De acordo com a pesquisa, 17% das companhias americanas já iniciaram processos de realocação de produção para outros mercados.

Além disso, 13% afirmaram estar avaliando a possibilidade de transferir parte das operações para destinos alternativos.

Entre os principais locais considerados aparecem países asiáticos emergentes, além dos próprios Estados Unidos e outras economias desenvolvidas da região.

Impactos para investidores e ambiente de negócios global

Para investidores, o deslocamento industrial altera o mapa de riscos e oportunidades, especialmente em setores ligados à tecnologia, semicondutores e infraestrutura digital.

Empresas que dependem fortemente de cadeias produtivas concentradas em um único país passaram a rever estratégias de fornecimento para evitar interrupções causadas por disputas comerciais ou restrições tecnológicas.

Esse movimento também abre espaço para novos polos industriais. Países como Índia, Vietnã e Tailândia vêm recebendo investimentos de fabricantes interessados em construir alternativas à produção concentrada na China.

Para microempreendedores e pequenas empresas, as mudanças podem criar novas oportunidades de fornecimento em mercados emergentes que passam a integrar essas cadeias globais.

Ao mesmo tempo, a reorganização da indústria tecnológica tende a elevar a concorrência internacional por investimentos produtivos, incentivando governos a oferecer incentivos fiscais, infraestrutura e políticas industriais voltadas à atração de grandes fabricantes.

Estratégia chinesa transformou presença de empresas estrangeiras em avanço tecnológico

Em entrevista à BBC News Mundo, o pesquisador Kyle Chan, da Universidade de Princeton, afirma que a presença de empresas estrangeiras na China nunca foi apenas uma estratégia para baratear a produção.

Segundo ele, o governo chinês estruturou uma política deliberada para usar essa presença como ferramenta de desenvolvimento industrial e tecnológico.
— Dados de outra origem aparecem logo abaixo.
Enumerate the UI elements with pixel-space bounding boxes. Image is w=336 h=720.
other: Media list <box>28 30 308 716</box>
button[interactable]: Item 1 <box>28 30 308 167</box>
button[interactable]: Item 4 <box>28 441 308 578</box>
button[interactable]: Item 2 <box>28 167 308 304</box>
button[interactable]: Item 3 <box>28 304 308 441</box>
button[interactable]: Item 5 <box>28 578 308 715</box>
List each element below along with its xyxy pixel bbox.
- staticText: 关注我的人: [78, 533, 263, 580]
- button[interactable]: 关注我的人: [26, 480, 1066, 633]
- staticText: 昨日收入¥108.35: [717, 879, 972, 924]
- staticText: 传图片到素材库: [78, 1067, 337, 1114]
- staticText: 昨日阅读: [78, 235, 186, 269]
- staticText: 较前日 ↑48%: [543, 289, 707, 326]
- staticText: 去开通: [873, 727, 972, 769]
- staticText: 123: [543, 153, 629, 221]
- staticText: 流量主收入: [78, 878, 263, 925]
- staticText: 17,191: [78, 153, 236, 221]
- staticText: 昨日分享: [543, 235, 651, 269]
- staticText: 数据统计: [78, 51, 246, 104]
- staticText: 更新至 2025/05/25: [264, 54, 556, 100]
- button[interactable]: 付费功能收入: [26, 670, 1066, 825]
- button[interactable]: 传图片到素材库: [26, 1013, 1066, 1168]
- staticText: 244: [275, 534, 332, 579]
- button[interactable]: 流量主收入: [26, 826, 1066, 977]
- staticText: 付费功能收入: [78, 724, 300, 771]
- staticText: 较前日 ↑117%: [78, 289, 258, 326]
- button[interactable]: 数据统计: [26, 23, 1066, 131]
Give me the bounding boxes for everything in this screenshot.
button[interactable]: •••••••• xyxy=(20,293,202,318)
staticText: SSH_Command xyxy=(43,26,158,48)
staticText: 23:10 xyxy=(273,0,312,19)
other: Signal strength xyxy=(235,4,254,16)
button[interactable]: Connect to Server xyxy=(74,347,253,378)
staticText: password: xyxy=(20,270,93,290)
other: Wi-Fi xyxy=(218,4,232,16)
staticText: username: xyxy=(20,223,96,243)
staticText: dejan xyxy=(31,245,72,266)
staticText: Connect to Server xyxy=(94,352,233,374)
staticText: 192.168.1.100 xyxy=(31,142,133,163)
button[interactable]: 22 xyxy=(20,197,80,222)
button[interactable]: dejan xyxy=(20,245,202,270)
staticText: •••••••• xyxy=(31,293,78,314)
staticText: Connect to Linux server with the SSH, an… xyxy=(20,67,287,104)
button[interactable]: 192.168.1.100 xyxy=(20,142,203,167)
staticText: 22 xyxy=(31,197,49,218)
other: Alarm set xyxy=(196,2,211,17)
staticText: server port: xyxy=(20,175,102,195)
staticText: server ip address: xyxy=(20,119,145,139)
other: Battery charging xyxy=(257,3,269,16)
“Nunca foi simplesmente dizer: ‘OK, venham fabricar aqui, fiquem ricos e todos ficamos satisfeitos’. Não. Na realidade, é como dizer: ‘Vocês precisam contribuir com algo para o desenvolvimento da China’. E não só a Apple, mas também a Volkswagen, Bosch, Intel, SK Hynix e Samsung”, afirmou Chan em entrevista à BBC News Mundo.

O pesquisador também destacou que o crescimento tecnológico chinês acelerou nos últimos anos e passou a reduzir a distância em relação aos Estados Unidos em diversos setores estratégicos.

“A China começou a ultrapassar os Estados Unidos em algumas áreas e a grande questão aqui é a velocidade dessa ultrapassagem”, disse Chan.